According to letting agent Connells, average monthly rents for a three-bed property in Ipswich fall between £850-£1150pcm.
But the local housing allowance (LHA) for the area, which is a rate based on local rents and determines the maximum amount people can claim in housing benefit or Universal Credit to help cover their rent, only comes to £658 for a three-bed home.
The LHA was frozen from 2016-2020, elevated for 2020 in response to the pandemic, and re-frozen for 2021-22. Homeless charities have warned the disconnect between LHA rates and private rents is a major cause of homelessness.
Ipswich Borough Council said it was looking into the situation with Ms Elshrife’s benefits to see if she was receiving the full amount she was entitled to.
‘I don’t know where I’m going to go or what I’m going to do’
According to Gingerbread, the national charity for single-parent families, 95% have been worried about the rising cost of essentials in the last 12 months, compared with 57% of UK adults.
Lisa Townend, a 38-year-old single mum currently living in Ipswich Borough Council’s Newnham Court homeless shelter with her two children, is one of them.
The entirety of Ms Townend's income is made up from benefits due to her disability, and the fact she is a carer for her extremely violent and autistic 10-year-old daughter.
When she was evicted from her three-bed in Briarhayes Close after six years and made to leave in February this year, she couldn’t find anywhere else to live because of the “sky-high rents”.
“My landlord never changed the rent from £775 in all the years we were there”, Ms Townend said. “But right now, I can’t find anything with three bedrooms for less than a grand.
"I can't afford that and pay for bills and everything else on top.
“I have no idea where we’re going to go or what we’re going to do."
Ms Townend said the cost of living crisis was making things "impossible" for families like hers.
She and her two children are currently sharing one room at the hostel, and by May will find out whether they qualify for a place on the council’s housing register so they can bid on affordable council homes.
In the meantime, a council spokesman said it was trying to find Ms Townend a privately rented home during the statutory 56-day homelessness relief period.
But because she shares 50/50 custody of her son with her ex-partner and is classed as having a two rather than three-bed need, she receives £608 a month in legacy housing benefit.
She is also only entitled to bid on two-bed council homes.
Government policy expects the child who doesn’t live there full-time to “sleep in the lounge”, the council confirmed.
But Ms Townend said: “My daughter has constant meltdowns and has assaulted my son before because of her condition.

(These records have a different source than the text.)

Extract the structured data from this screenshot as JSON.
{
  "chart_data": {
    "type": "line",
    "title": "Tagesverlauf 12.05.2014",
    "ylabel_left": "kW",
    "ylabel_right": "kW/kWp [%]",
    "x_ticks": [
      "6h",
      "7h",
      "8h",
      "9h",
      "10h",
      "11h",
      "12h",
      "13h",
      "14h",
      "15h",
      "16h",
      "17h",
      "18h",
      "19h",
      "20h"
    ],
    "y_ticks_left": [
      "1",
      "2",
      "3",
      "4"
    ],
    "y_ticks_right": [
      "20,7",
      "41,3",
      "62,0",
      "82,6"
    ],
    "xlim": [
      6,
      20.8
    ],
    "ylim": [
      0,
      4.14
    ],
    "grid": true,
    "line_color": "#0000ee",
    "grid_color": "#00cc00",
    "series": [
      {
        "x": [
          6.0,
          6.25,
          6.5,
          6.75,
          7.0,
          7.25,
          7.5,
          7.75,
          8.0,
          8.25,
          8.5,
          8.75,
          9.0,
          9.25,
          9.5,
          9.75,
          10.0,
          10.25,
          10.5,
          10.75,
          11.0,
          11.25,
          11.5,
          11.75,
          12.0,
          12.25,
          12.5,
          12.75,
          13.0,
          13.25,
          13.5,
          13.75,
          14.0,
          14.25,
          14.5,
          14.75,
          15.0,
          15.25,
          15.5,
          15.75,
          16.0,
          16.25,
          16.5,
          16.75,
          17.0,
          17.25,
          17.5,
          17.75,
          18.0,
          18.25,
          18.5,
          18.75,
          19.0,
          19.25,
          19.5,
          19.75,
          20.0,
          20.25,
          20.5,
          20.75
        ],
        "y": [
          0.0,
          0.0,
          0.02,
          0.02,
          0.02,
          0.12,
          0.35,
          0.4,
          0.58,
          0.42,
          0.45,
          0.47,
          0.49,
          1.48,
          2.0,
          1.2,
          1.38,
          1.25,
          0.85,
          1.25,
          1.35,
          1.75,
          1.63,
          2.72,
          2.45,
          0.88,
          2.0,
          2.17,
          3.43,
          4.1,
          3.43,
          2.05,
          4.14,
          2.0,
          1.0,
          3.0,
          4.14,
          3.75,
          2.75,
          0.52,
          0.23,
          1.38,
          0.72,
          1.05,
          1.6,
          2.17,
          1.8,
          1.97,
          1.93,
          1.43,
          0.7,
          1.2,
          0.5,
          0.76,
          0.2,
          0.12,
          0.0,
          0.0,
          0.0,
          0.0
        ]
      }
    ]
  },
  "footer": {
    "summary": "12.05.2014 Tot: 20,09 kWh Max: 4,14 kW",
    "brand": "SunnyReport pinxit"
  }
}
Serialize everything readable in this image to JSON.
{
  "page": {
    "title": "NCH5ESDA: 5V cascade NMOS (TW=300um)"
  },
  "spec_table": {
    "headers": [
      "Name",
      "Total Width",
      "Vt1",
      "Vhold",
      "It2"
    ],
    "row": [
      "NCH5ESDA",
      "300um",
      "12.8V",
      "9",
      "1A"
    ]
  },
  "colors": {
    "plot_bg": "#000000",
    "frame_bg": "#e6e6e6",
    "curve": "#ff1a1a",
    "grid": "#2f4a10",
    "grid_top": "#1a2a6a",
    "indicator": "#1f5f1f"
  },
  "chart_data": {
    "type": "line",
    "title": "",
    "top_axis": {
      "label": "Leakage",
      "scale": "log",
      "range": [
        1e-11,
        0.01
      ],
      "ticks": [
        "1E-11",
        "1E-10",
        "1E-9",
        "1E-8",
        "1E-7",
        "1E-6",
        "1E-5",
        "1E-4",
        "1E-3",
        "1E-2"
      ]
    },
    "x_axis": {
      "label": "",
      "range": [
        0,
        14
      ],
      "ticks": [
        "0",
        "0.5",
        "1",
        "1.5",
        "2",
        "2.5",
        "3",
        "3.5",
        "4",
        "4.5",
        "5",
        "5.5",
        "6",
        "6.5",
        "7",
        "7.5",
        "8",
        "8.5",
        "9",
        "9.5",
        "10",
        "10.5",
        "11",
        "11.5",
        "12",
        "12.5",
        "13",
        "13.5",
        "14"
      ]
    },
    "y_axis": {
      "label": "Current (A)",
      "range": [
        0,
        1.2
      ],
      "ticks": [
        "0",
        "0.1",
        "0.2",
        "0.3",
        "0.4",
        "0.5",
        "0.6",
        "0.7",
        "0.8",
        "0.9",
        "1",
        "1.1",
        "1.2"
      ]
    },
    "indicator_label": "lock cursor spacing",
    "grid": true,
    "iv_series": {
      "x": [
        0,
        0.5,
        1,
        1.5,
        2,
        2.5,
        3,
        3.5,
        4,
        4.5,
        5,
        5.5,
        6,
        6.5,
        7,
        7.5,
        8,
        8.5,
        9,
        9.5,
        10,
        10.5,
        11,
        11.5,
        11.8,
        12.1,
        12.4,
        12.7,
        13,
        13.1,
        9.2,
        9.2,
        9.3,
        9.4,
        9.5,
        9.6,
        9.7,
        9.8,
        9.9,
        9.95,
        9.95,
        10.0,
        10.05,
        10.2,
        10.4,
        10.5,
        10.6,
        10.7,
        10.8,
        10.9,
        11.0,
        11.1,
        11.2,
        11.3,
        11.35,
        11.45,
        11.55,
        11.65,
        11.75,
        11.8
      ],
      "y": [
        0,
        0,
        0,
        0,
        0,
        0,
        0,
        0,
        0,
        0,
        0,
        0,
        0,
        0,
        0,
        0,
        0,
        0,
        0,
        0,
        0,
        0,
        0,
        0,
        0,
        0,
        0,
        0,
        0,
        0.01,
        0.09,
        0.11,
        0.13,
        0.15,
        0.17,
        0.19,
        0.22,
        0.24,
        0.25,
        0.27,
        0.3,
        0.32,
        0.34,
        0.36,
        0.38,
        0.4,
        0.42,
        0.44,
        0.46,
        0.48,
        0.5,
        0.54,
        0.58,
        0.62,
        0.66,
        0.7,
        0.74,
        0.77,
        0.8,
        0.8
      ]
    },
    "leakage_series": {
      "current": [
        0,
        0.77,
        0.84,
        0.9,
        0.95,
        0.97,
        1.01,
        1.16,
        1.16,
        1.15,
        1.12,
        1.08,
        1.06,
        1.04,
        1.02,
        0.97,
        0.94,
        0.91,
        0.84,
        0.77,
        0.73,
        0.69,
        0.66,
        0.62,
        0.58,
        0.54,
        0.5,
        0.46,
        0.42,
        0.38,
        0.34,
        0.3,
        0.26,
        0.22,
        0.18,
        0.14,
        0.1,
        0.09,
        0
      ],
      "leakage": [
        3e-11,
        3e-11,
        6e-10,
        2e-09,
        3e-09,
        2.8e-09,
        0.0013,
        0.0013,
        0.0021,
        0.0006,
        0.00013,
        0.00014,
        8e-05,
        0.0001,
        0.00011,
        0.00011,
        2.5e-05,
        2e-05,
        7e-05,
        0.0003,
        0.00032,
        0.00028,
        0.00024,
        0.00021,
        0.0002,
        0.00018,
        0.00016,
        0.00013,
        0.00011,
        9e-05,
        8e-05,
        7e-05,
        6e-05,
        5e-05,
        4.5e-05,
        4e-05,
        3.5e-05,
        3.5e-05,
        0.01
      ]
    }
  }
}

She needs her own space, and he can’t sleep in the lounge as a six-year-old.
“Right now all of us just feel despair at the situation.”
What has the government said?
A spokeswoman for the Department of Work and Pensions said LHA rates were going up by 3.1% on April 1, while the Department for Levelling Up said it had given the average working family an extra £1,000 in their pockets this year by boosting Universal Credit and rebates on council tax.
The spokeswoman added: “We recently announced a further £500m for helping families with food and energy costs through our Household Support Fund, doubling the amount of support available, and over 1.5m households have benefitted from an almost £1bn boost to the LHA.”
But John Pitts, chairman of the Eastern Landlords Association, said “woefully inadequate” LHA rates were holding benefit claimants back from renting privately and made them an unappealing option when estate agents were flooded with applicants.
“The way things currently are, and the way rents have spiked, a tenant on benefits will rarely have enough income to comfortably afford to live in a property.”